Der Runde Tisch mit Landesrätin Dunst endete für die burgenländischen Rübenbauern enttäuschend

Eisenstadt, 11. 12. 2018

Der gestrige Runde Tisch war für uns Rübenbauern und die Vertreter der Landwirtschaft enttäuschend. Einerseits wurden unsere Argumente nicht einmal berücksichtigt und andererseits wurde – wie wir später erfahren haben – bereits während der Sitzung von Landesrätin Dunst ihre ablehnende Entscheidung im ORF bekannt gegeben.

Stellungnahme von LR Verena Dunst, SPÖ

lwk

Seit 2016 sind den Landesagrarreferenten die Richtlinien zum Umgang mit Notfallzulassungen bekannt. Dabei werden die Bundesländer befragt, ob in der betreffenden Kultur ein Notfall vorliegt. Wenn seitens des Landes der Notfall bestätigt wird, entscheidet die Zulassungsbehörde aufgrund einer Expertise der AGES über einen möglichen Einsatz. Dieser Vorgang müsste Landesrätin Dunst bekannt sein, weil durchschnittlich 40 Notfallzulassungen jährlich für den biologischen und konventionellen Pflanzenschutz gemacht werden.

Da Rübenfelder nicht blühen, stellen sie praktisch keine Gefahr für die Bienen dar.
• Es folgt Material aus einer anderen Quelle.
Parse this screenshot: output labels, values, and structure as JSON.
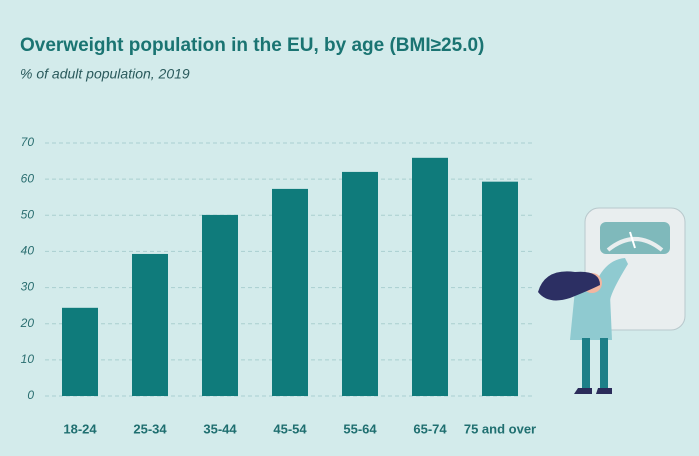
{
  "chart_data": {
    "type": "bar",
    "title": "Overweight population in the EU, by age (BMI≥25.0)",
    "subtitle": "% of adult population, 2019",
    "categories": [
      "18-24",
      "25-34",
      "35-44",
      "45-54",
      "55-64",
      "65-74",
      "75 and over"
    ],
    "values": [
      24.4,
      39.3,
      50.1,
      57.3,
      62.0,
      65.9,
      59.3
    ],
    "color": "#0f7b7b",
    "ylim": [
      0,
      70
    ],
    "yticks": [
      0,
      10,
      20,
      30,
      40,
      50,
      60,
      70
    ],
    "grid": true
  }
}
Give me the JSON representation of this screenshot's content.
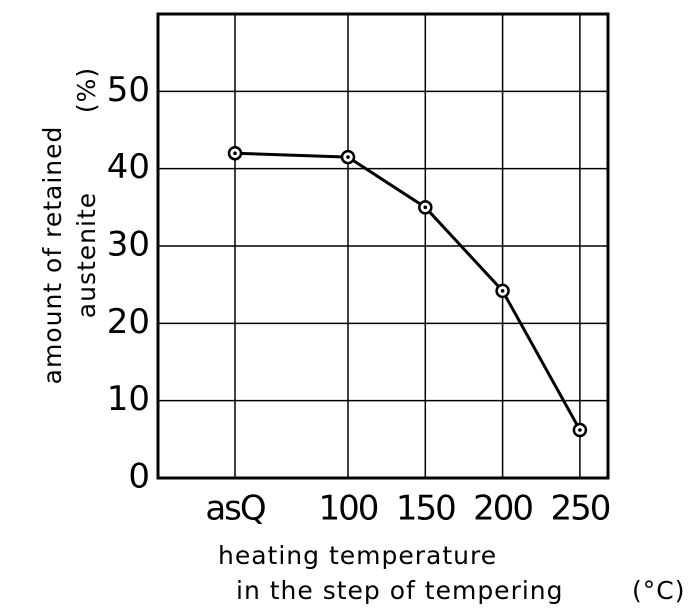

Um zusätzlich jedes Restrisiko auszuschalten, ist bescheidmäßig vorgesehen, im Folgejahr nur Kulturen (Getreide, Hirse) zu erlauben, die für Bienen ebenso uninteressant sind. Darüber hinaus soll ein Bienenmonitoring dies überprüfen.

Kurioser Weise widerspricht ein Beizverbot dem Landesziel, die Pflanzenschutzmittelmenge zu senken. Anstatt insgesamt 60 Gramm pro ha verteilt auf 100.000 Samenkörner, müssten bis zur 30-fachen Menge eines anderen Insektizids auf die ganze Fläche aufgebracht werden. Aufgrund des geringeren Wirkungsgrades, wird oft eine einmalige Anwendung nicht ausreichen. Dies führt zu einer Verteuerung der Produktion und zu einem höheren Risiko, weshalb die Wettbewerbsfähigkeit der heimischen Zuckerrübe sinkt. Heuer hat man deutlich die Auswirkungen des Verzichtes auf Beizmittel gesehen. Mehr als 80 % der ungebeizten Rüben wurden durch Schädlinge vernichtet.

„Durch die negative Einstellung der Landesrätin gegenüber einer Notfallzulassung im Burgenland erwachsen den heimischen Rübenbauern enorme Wettbewerbsnachteile gegenüber ihren Berufskollegen in den Nachbarländern. Denn Niederösterreich, Steiermark aber auch Oberösterreich sowie viele EU-Mitgliedsstaaten haben sich für Notfallzulassungen ausgesprochen. Ein Verbot der Beizung bedeutet mittelfristig einen massiven Rückgang des Zuckerrübenanbaus im Burgenland. Viele Rübenbauern werden den Anbau einstellen. Dadurch ist die gesamte Infrastruktur (Rübenplätze, Rübenerntemaschinen etc.) und somit der gesamte Rübenanbau im Burgenland massiv gefährdet. Das ist eine massive Schwächung der heimischen Landwirtschaft“, so Präsident Fröch abschließend.